Tuesday, February 14, 2017

Life Lesson In Progress - Vulnerability

After the Lord impressed upon me to learn from Him about how to be vulnerable, how he became vulnerable for us time and time again, I had a struggle to accept the challenge as starter. I could not believe for God, He would make Himself vulnerable as His is sovereign and almighty, any stripping of His heavenly rank and power was just a mere statement. What a twisted theology I was having ! To think that I thought God emptied Himself to become vulnerable and nothing for us, that is true but alongside, God surely is ever-ready to send His angels to protect His meekness and humble state ? Surely ? No ? No Plan B ?
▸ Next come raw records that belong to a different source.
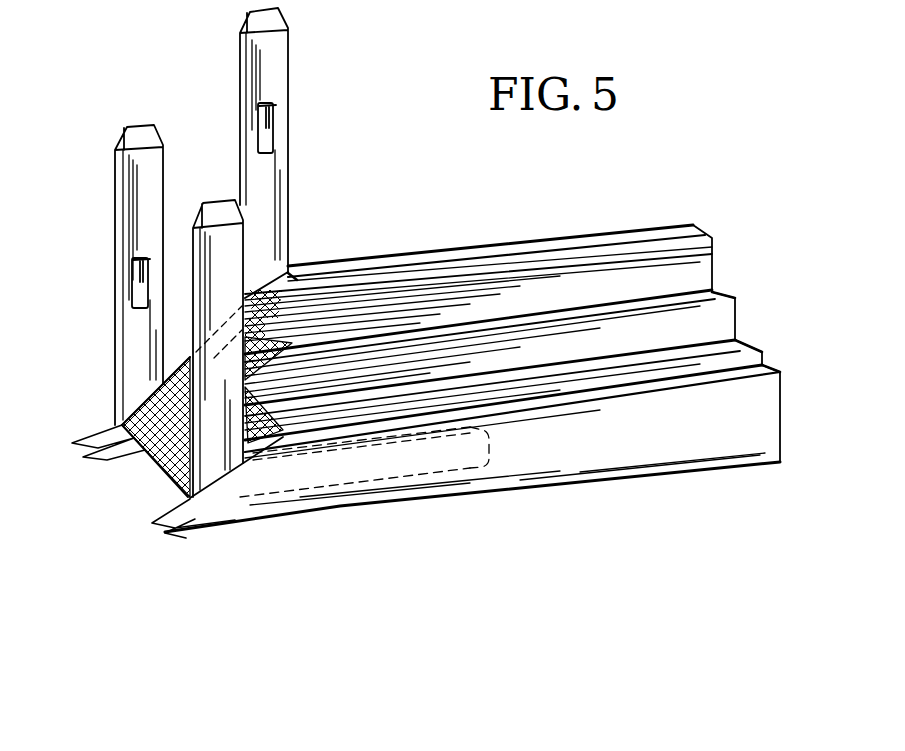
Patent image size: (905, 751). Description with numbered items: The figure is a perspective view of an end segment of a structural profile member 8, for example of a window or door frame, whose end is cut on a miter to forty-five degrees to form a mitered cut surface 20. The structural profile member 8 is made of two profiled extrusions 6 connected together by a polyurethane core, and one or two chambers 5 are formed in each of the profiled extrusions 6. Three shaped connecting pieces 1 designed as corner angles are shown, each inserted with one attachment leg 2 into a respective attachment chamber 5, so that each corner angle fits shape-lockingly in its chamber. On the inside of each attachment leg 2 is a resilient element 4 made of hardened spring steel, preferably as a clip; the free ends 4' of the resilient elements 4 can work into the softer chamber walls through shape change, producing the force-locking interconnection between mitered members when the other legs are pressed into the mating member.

The shaped connecting piece 1 is at (104, 128).
The attachment leg 2 is at (283, 70).
The resilient element 4 is at (202, 205).
The free end of resilient element 4' is at (206, 185).
The attachment chamber 5 is at (284, 256).
The profiled extrusion 6 is at (562, 248).
The structural profile member 8 is at (728, 267).
The mitered cut surface 20 is at (95, 422).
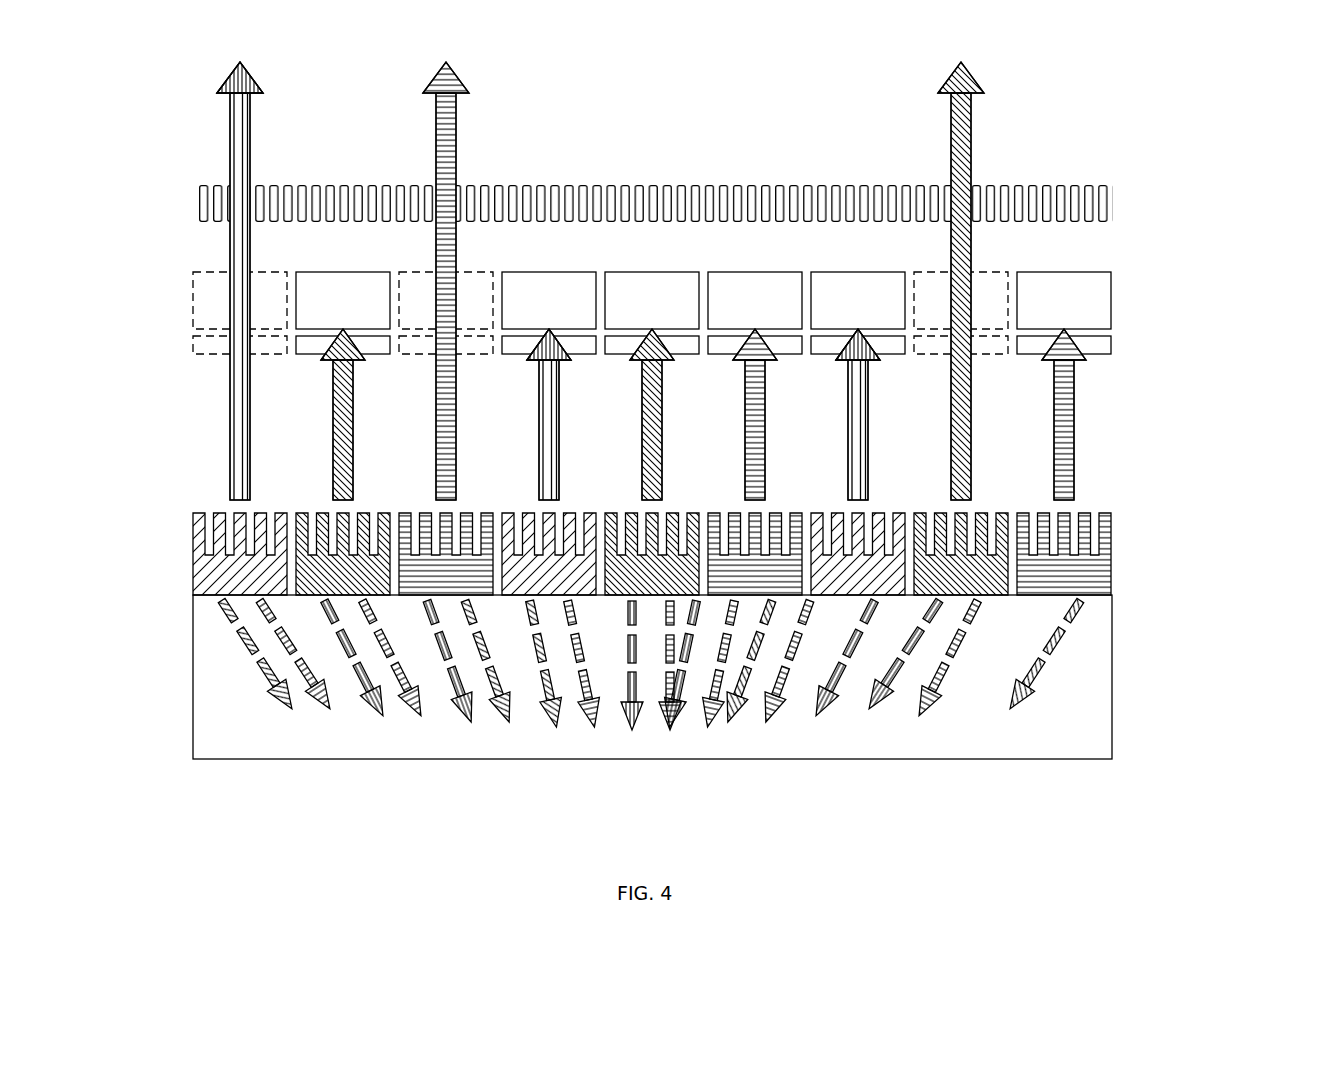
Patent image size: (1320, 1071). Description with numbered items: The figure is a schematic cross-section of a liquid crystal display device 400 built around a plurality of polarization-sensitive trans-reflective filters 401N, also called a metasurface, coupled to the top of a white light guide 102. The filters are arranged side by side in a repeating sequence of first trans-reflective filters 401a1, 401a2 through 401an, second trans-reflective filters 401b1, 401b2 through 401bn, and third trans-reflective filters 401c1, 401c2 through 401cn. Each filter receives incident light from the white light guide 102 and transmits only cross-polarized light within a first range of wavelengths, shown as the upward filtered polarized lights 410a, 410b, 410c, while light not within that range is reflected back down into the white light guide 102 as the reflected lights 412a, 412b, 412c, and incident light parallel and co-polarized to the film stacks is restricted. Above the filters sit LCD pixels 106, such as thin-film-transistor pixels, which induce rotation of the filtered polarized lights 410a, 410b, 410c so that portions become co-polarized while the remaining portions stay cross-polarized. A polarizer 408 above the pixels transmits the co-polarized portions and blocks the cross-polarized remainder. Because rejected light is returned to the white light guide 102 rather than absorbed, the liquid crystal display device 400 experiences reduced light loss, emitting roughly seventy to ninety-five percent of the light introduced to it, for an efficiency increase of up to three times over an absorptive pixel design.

Here are some the lessons I am learning about Vulnerability :-
  1. To be vulnerable enable God to work within us.
  2. To be vulnerable is to empty ourselves until void fills us up, there is no actual Plan A or B, just be peaceful before God and let Him lead the way.
  3. One way to be vulnerable is to remain silence and quietness and stop defending oneself and let God does the defending in His time. There is no need to go extra miles to win support (although you do moral support and spiritual coverage). Just  be yourself.
 Here are some Quotes that are helpful to me:
 “Be vulnerable!
It is not someone else’s responsibility
to break down your walls to get to you.
It is your responsibility to let them in.
This is crucial. Be more vulnerable
with people in your life today.
Know that being vulnerable is not a weakness
– vulnerability means you are strong
and secure enough within yourself
to walk outside without your armor on.”
― Alaric Hutchinson, Living Peace

"Love is patient and kind.
Love is not jealous
or boastful or proud or rude.
It does not demand its own way.
It is not irritable,
and it keeps no record of being wronged.
It does not rejoice about injustice
but rejoices whenever the truth wins out.
Love never gives up,
never loses faith,
is always hopeful,
and endures through
every circumstance."
Apostle Paul



Top 7 Bible Verses About Vulnerability
Here are seven Bible verses about vulnerability.
Second Corinthians 12:9-10 “But he said to me, “My grace is sufficient for you, for my power is made perfect in weakness.” Therefore I will boast all the more gladly of my weaknesses, so that the power of Christ may rest upon me. For the sake of Christ, then, I am content with weaknesses, insults, hardships, persecutions, and calamities. For when I am weak, then I am strong.”
Can anyone be more vulnerable than the Apostle Paul? When I came into the pastorate, I told the congregation all about my sordid past and left nothing out of consequence. It was something I learned from Paul and his openness and transparency like when he mentions persecuting the church but he also speaks of his own weaknesses or vulnerabilities in order point them to Christ and His sufficient-for-the-day grace. God’s grace is all that they’ll need and why he was “content with weaknesses.” In fact, Paul is the strongest at the exact time when he is the weakest. How is that possible? It’s possible because of “the power of Christ” that rests upon him.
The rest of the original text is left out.